Method: Cross sectional continued with retrospective cohort. Data was taken from medical record of all patients delivering in eight state-owned hospitals in Papua and West Papua provinces started from 1 January 2013 to 31 December 2013. Inclusion criteria were all pregnant women who delivered vaginally or by caesarean sections with HIV and non HIV diagnosis and had complete medical record data. Data being taken included mother’s age when delivered the baby, mother’s education, parents’ social economic status, mother’s ethnicity, parents’ domicile, prematurity and infant’s birth weight. The two research groups were HIV (+) and HIV (-) groups. Data were statistically analyzed using Pearson Chi Square for univarian and logistic regression for multivarian.
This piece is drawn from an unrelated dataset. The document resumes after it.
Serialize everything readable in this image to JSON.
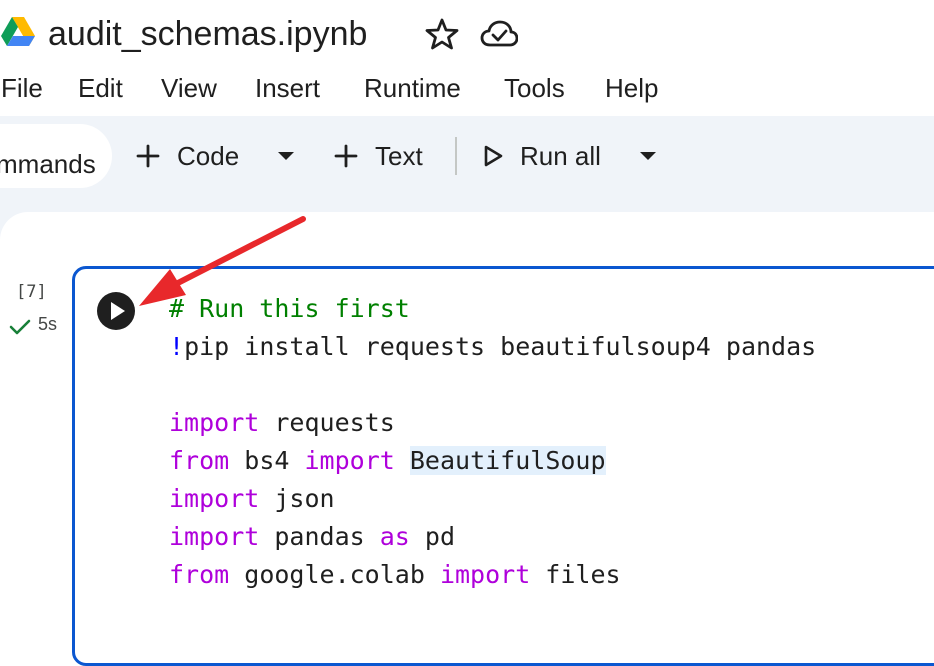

Result and Discussion: In Papua island, prevalence of pregnant women with HIV was 15.3%, and mostly occurred in reproductive age ( 85.1%). The main transmission source was heterosexual (100%). Univarian analysis found that mothers’s age <20 years old when delivered the baby increase 1.12 times compared to > 20 years old but it’s statistically insignificant (p=0.53). Mothers education < 9 years increases the risk of HIV 1.4 times compared to mother’s education > 9 years (p=0.01). The husband’s low socioeconomic status increase the risk of 5.51 times compared with husband’s high socioeconomic status (p<0.01). The wife’s low socioeconomic status increase the risk of 1.22 times, in which statistically insignificant (p=0.14). Native Papuanese pregnant women has significantly 3.05 times higher risk for HIV transmission compared to non Papuanese (p<0.01). Pregnant women’s domicile in villages increase the transmission significantly 2.21 times compared to cities’ domiciles (p<0.00). Premature delivery increased HIV transmission by 1.7 times (p<0.01). Low infant body weight increased the transmission by 1.64 times significantly (p<0.01). Multivarian analysis showed that husband’s low socioeconomic status, Papuanese ethnicity and domicile in villages are the most dominant factors influencing HIV transmission on pregnant women in Papua Island.

Conclusion: Varied risk factors on HIV transmission resulted in the occurrence of HIV (+) cases in Papua Island, while the most dominant factors are husband with low socioeconomic status, Papua ethnicity and domicile in villages.

Keywords: HIV, risk factors, birthing mothers, Papua Island.


HIV; risk factors; birthing mothers; Papua Island.